Es una sensación extraña darte cuenta de que tienes la misma edad que mucha gente mayor. Cuando la esperanza de vida no alcanzaba los 70 ... nadie de 50 años se consideraba joven. Hoy, en cambio, las edades se confunden. La pubertad llega hasta los 20, los adolescentes viven con sus padres hasta los 30, los 50 no garantizan una estabilidad laboral ni familiar y el parque está repleto de cuarentones empujando columpios.
Hasta los 50, es relativamente fácil engañar al cerebro para que no se entere de la edad de tu cuerpo. A partir de ahí, cada vez es más complicado que no sospeche. En las radios llaman clásicos a tus grupos favoritos, desaparecen pelos de donde siempre habían estado y nacen, quizá sea un intento de compensarlo, en los lugares más insospechados. Una mañana, en la carnicería, el empleado nuevo duda si tratarte de tú o de usted. Y por fin, un martes tonto, tras indicar a una pareja, arrogantemente joven, dónde coger un taxi, sonríen y te replican: «Gracias, señor». Ese día te trasladan a la sección de descatalogados.
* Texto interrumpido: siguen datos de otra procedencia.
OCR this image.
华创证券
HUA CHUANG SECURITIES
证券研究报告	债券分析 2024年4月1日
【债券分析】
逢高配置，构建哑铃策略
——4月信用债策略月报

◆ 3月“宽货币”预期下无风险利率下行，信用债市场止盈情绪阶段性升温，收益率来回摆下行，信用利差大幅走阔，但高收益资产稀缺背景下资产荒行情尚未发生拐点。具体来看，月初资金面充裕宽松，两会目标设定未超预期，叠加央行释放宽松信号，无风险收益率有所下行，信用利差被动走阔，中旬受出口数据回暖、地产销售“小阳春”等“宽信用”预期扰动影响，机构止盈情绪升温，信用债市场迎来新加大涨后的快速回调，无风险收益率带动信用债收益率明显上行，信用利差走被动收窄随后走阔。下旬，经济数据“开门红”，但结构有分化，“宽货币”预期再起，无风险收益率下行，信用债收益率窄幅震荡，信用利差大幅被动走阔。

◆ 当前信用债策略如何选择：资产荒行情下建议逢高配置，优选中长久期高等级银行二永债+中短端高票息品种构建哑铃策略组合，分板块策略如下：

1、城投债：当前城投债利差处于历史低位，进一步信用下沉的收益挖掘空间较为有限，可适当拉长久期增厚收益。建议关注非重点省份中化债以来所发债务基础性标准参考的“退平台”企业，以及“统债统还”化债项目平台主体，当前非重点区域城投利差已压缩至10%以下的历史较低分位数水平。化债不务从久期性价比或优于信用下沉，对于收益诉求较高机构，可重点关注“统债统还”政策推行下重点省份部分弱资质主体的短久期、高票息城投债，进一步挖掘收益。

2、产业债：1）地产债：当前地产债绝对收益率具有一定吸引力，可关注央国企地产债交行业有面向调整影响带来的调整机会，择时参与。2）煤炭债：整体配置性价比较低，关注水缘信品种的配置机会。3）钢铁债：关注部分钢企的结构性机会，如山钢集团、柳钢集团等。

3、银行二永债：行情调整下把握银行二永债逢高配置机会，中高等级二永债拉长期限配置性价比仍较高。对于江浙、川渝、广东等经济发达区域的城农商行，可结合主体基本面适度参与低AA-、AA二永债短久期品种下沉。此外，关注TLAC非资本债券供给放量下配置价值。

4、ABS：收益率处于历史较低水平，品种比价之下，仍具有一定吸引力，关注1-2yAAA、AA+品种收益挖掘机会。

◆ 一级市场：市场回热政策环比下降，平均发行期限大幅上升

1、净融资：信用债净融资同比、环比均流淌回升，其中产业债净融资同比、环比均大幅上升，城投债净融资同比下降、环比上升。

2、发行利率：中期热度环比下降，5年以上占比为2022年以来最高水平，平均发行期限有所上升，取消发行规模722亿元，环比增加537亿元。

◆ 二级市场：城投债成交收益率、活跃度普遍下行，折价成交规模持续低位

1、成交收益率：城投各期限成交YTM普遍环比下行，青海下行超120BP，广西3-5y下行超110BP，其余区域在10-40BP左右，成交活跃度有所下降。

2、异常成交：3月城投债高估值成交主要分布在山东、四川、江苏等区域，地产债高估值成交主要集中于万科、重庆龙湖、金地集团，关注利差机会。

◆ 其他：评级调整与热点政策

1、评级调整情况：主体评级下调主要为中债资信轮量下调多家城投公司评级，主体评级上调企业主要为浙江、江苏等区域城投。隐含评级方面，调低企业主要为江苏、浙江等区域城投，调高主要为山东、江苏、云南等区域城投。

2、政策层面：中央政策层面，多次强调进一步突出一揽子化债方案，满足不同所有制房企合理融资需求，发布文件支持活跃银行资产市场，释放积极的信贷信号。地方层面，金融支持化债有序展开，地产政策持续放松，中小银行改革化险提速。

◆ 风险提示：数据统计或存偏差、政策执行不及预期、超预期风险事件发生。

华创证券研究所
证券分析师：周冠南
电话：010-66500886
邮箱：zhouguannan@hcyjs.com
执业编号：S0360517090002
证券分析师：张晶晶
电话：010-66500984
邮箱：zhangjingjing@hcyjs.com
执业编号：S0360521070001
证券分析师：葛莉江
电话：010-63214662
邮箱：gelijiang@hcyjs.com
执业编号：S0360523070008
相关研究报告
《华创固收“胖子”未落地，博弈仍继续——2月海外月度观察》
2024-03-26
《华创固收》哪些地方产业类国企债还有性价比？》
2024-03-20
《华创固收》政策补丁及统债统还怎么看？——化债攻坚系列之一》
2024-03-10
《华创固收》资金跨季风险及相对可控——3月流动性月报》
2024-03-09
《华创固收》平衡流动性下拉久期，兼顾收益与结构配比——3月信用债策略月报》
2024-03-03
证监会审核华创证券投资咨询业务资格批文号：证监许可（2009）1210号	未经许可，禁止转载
Manejar los tiempos es asunto complicado. Recuerdo, en el colegio, mis esfuerzos telepáticos para acelerar el movimiento de las agujas del reloj. Hoy intento, con el mismo éxito, que las hojas del calendario no se desprendan. No es agradable, en un grupo de gente madura, comprobar que todos son más jóvenes. Pero bueno, por muy traumático que resulte percatarte de que envejeces sigue siendo preferible a la única alternativa posible.